Essentially, OTORIO is a discovery source and ServiceNow is a system of action, according to Shrivastava.

The OTORIO-ServiceNow survey also found that 81 percent of respondents manage OT risks by performing manual, on-demand risk reduction activities, periodically or only after an incident occurs, confirming the prevalence of the ‘reactive approach’ to cyber security. “A concerning number of companies are using a reactive, manual approach that is time/resource consuming and ineffective. It doesn’t protect them or limit the damage, leaving them open to downtime and financial loss, which is unacceptable for most companies because the consequences are far-reaching, affecting supply chains and business continuity.” 

However, the OTORIO-ServiceNow survey says that there seems to be a shift toward automation. More companies are looking to leverage automated tools to proactively reduce risk levels so they can identify vulnerabilities and eliminate them before they become risks.

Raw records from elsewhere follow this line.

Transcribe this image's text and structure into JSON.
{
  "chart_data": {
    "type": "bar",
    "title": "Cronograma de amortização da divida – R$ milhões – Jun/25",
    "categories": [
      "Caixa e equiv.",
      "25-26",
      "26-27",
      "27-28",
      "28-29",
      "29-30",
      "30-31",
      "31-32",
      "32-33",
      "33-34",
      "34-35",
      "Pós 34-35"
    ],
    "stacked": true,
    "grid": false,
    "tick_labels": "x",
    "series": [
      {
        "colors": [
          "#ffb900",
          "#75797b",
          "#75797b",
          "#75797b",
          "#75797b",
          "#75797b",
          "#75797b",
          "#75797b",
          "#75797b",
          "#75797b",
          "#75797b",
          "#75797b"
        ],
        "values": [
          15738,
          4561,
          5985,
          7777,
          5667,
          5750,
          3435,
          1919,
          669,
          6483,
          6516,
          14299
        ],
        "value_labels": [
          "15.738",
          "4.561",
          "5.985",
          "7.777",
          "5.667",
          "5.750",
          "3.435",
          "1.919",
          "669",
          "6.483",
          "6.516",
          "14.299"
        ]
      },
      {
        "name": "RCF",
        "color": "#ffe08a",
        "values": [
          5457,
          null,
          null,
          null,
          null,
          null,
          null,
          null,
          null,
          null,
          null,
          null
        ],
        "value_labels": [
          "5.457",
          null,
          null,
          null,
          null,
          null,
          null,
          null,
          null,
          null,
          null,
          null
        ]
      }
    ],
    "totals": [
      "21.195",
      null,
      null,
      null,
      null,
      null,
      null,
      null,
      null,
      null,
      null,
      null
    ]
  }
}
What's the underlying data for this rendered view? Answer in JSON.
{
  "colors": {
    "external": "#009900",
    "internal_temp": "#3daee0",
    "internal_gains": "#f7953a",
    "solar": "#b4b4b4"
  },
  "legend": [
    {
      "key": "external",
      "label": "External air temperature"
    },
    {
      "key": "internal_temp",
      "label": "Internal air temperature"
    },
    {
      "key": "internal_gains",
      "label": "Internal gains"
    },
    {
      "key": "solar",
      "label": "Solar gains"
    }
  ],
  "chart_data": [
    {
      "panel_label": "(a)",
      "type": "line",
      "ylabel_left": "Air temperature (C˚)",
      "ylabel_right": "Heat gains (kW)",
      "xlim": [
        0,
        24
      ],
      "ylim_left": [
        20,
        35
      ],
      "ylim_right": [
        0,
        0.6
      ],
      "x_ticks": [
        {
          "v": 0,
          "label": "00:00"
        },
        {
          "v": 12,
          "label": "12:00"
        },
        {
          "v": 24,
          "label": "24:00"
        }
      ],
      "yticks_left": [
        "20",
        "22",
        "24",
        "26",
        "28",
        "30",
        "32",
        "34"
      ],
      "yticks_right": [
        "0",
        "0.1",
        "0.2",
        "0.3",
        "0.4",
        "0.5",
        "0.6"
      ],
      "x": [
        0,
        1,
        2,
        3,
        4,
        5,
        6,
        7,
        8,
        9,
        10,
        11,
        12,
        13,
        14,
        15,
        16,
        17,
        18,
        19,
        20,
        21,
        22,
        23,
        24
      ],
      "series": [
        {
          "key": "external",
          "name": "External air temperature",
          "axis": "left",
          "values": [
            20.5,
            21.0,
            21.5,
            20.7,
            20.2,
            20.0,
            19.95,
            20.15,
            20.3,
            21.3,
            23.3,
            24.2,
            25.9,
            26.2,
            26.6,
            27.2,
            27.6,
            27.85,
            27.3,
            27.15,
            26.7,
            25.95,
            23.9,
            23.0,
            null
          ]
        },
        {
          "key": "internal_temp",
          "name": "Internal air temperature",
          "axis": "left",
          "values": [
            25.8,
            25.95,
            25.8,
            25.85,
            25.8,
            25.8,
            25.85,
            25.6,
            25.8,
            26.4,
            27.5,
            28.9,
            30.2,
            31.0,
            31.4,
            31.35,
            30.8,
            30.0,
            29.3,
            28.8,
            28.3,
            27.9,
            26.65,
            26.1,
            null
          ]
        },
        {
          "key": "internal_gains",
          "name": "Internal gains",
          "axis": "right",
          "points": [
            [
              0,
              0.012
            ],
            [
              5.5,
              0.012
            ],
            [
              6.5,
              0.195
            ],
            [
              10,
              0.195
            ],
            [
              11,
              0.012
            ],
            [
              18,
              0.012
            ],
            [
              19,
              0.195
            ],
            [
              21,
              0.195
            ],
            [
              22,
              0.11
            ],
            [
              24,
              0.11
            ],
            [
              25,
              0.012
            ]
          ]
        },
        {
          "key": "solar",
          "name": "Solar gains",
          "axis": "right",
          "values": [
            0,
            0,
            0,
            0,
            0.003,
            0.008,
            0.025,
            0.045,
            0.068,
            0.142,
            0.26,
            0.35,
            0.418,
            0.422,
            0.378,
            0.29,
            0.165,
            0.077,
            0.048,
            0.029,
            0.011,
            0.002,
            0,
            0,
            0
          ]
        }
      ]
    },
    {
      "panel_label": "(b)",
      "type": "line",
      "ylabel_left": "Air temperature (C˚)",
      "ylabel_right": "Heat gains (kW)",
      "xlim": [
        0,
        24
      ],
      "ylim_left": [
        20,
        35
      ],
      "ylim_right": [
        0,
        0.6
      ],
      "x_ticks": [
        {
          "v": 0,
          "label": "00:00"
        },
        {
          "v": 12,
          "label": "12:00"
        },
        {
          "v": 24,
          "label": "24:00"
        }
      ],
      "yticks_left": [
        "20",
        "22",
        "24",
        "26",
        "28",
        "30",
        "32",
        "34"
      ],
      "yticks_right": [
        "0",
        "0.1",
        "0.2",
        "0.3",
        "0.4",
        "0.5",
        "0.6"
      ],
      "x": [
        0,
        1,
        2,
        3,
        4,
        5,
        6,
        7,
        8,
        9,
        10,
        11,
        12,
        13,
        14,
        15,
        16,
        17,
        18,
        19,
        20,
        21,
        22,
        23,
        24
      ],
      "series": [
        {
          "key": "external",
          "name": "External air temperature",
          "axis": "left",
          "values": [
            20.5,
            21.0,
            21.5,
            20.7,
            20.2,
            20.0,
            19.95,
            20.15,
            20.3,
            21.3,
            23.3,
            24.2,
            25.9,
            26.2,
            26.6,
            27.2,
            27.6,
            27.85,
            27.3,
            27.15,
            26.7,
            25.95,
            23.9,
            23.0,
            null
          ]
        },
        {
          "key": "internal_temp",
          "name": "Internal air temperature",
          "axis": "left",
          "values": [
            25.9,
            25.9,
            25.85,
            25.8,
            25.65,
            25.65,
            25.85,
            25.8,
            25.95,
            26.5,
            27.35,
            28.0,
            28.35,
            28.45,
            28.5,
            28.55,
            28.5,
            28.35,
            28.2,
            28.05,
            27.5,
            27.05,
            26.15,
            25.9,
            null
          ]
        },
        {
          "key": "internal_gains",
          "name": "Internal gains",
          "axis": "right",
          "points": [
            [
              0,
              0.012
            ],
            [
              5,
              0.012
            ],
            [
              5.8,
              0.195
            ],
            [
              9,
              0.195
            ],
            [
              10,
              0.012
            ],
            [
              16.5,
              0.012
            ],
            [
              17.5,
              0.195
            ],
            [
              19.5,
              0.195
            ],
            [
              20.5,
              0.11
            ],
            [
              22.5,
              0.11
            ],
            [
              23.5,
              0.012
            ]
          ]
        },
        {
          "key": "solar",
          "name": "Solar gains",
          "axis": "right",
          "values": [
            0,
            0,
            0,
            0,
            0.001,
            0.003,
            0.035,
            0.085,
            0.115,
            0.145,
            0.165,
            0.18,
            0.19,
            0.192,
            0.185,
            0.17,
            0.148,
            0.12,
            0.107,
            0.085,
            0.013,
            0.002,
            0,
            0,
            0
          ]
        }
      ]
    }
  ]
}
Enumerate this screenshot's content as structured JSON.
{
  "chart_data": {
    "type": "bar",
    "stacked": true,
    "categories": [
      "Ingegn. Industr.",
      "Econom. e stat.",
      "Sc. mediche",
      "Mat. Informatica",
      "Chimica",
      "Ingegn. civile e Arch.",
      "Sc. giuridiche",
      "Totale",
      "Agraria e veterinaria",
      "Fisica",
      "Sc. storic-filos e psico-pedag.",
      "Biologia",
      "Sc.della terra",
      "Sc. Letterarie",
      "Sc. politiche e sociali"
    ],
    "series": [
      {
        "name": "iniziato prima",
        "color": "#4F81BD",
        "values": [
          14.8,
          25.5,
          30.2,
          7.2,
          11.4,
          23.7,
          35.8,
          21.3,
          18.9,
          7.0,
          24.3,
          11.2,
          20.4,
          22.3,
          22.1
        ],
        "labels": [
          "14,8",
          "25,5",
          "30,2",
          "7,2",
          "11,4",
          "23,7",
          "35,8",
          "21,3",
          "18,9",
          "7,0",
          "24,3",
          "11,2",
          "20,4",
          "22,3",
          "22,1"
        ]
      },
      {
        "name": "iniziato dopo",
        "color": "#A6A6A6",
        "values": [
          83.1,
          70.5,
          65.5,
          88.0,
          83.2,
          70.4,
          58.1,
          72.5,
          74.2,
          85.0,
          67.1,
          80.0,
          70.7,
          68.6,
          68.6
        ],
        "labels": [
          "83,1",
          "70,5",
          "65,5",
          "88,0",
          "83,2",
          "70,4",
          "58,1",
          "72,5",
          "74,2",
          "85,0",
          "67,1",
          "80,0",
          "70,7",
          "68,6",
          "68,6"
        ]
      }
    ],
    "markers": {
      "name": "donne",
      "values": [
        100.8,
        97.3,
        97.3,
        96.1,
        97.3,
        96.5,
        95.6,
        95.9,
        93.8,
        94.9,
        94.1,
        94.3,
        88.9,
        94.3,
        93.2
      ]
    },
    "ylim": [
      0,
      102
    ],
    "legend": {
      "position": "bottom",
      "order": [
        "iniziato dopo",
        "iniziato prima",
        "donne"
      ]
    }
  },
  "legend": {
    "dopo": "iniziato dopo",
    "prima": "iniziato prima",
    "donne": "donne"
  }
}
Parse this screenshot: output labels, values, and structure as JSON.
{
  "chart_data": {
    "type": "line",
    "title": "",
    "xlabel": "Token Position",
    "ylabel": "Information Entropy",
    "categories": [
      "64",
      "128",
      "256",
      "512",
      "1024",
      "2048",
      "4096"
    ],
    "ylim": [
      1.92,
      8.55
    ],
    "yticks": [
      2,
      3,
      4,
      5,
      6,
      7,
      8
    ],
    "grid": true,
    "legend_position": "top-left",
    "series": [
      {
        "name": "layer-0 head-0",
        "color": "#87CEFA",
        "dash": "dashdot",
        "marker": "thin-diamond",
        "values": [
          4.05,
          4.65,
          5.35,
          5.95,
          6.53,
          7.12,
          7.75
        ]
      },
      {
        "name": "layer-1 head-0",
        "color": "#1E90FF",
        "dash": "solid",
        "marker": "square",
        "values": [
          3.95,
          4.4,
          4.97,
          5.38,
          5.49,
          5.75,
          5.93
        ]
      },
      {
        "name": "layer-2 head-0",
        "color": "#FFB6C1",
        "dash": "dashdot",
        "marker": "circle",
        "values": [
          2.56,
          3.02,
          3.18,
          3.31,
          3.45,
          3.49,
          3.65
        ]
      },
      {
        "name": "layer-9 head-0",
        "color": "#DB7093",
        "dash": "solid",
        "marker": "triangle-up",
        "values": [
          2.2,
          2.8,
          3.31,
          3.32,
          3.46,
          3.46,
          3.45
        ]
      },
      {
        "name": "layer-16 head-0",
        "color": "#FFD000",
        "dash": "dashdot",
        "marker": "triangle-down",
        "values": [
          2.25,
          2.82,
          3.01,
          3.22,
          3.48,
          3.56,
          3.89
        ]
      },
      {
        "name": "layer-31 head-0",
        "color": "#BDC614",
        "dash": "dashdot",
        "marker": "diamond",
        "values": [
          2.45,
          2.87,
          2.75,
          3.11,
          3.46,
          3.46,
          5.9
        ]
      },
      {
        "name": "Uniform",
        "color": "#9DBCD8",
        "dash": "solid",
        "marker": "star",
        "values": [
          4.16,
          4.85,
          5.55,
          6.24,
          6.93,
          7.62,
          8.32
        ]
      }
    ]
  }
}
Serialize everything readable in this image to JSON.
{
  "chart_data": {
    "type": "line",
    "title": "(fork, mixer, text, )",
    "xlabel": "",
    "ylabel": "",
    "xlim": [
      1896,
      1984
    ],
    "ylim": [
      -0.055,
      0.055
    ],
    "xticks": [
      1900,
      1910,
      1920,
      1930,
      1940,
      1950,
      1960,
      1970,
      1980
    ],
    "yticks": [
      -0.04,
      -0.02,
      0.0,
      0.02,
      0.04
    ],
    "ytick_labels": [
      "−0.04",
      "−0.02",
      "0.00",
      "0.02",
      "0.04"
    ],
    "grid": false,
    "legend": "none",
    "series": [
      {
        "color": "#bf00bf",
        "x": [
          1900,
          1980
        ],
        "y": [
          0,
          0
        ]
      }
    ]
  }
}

The OTORIO-ServiceNow results also found that 78 percent of stakeholders are planning on increasing their OT security budget in 2023, on average by 29 percent, marking a significant increase, given the global economic slowdown and budget slashes. “The increase clearly shows how important the issue of protecting OT assets is to the survey’s respondents and reinforces their need to close the gap, by using the increased budget to realize the strategies and implement solutions. Companies that are looking to reduce spending should take care not to do it at the expense of security, as it may lead to greater financial loss and could damage business continuity,” it added.

In February, OTORIO disclosed the presence of wireless IIoT vulnerabilities that provide a direct path to internal OT networks, enabling hackers to bypass the common protection layers in the environments. The research found 38 vulnerabilities in hardware from four vendors, all of which OTORIO examined, some of them under a responsible disclosure process, making this a widespread issue.

Anna Ribeiro

Industrial Cyber News Editor. Anna Ribeiro is a freelance journalist with over 14 years of experience in the areas of security, data storage, virtualization and IoT.